If you buy a stock, even on margin and the price falls and you sell it, you lose your money immediately. If, OTOH, you don't sell your stock and ride it out, probably you only have a paper loss.
The same things is reversed, IF you can't pay your mortgage and default. You lose your home AND you lose whatever equity you have in it; however, since you don't have any equity with an all interest mortgage, you haven't lost what the value of the house used to be or has become. You didn't have any money in it.

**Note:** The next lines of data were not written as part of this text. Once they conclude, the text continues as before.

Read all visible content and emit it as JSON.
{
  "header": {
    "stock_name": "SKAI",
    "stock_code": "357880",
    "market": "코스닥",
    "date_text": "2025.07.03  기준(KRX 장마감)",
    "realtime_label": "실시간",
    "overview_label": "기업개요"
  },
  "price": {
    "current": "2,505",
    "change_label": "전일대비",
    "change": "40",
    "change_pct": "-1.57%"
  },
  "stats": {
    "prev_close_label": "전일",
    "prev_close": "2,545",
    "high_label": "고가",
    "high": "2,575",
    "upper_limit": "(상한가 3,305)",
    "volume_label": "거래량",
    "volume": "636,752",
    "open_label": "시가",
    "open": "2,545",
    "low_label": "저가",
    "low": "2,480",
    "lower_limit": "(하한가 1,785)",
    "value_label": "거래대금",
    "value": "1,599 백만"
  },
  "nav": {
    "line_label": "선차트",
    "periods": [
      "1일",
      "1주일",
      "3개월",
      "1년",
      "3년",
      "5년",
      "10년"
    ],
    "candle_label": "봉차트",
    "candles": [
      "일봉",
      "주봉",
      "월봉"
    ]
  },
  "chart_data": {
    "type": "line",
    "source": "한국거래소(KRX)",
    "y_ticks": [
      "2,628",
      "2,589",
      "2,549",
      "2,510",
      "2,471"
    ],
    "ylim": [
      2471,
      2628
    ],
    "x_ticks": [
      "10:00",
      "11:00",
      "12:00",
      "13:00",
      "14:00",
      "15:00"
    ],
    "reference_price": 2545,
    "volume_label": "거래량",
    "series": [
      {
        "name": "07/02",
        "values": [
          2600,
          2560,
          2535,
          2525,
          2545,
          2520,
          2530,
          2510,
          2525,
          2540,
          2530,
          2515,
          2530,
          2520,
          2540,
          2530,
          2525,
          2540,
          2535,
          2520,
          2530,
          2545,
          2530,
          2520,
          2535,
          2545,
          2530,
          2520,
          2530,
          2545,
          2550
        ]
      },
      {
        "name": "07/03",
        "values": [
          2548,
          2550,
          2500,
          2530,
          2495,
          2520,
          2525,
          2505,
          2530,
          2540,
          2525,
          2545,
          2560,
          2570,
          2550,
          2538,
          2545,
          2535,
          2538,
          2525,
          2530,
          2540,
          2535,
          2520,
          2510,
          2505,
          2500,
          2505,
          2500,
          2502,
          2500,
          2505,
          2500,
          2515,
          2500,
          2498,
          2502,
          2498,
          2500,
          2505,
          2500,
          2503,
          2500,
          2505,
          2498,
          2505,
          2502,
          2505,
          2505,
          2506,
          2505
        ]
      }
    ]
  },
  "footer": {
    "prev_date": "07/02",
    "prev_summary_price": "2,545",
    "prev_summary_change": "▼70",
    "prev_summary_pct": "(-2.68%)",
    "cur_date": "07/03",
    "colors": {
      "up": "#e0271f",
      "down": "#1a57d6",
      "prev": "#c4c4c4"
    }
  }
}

If you own your house and don't have to move, you don't "lose" anything at all, when/if prices go down. Neither do you GAIN anything, when/if prices go up......until you sell your house.
How utterly unoriginal.
I didn't read the article, but I'm not surprised: they had to eat the prepayment penalty in a refi and now they keep their home.
Next time, they MIGHT read the disclosures.
"The reality is that the borrowers were supplied with a Note and Truth-in-Lending which outlined (a) how the rate could adjust, (b) when it would first adjust, and (c) how to calculate the adjustments."
Of course, you are correct, Petronski. But my experience with RE borrowers is that they get a bit giddy and euphoric, and have a tendency NOT to read the fine print.
If you knew how many people were buying stocks (or gold) on margin, you'd be shocked.
Be careful with those people. Good grief.
Yes, it was one year longer than the fixed period.
The interest rate is better in such scenarios, but as you see it's not always rosy to do that. Of course it depends-on an $80,000 loan with a 1% prepay penalty, that's $800-hardly enough to inhibit refinancing, but theirs was 3% on a much larger loan.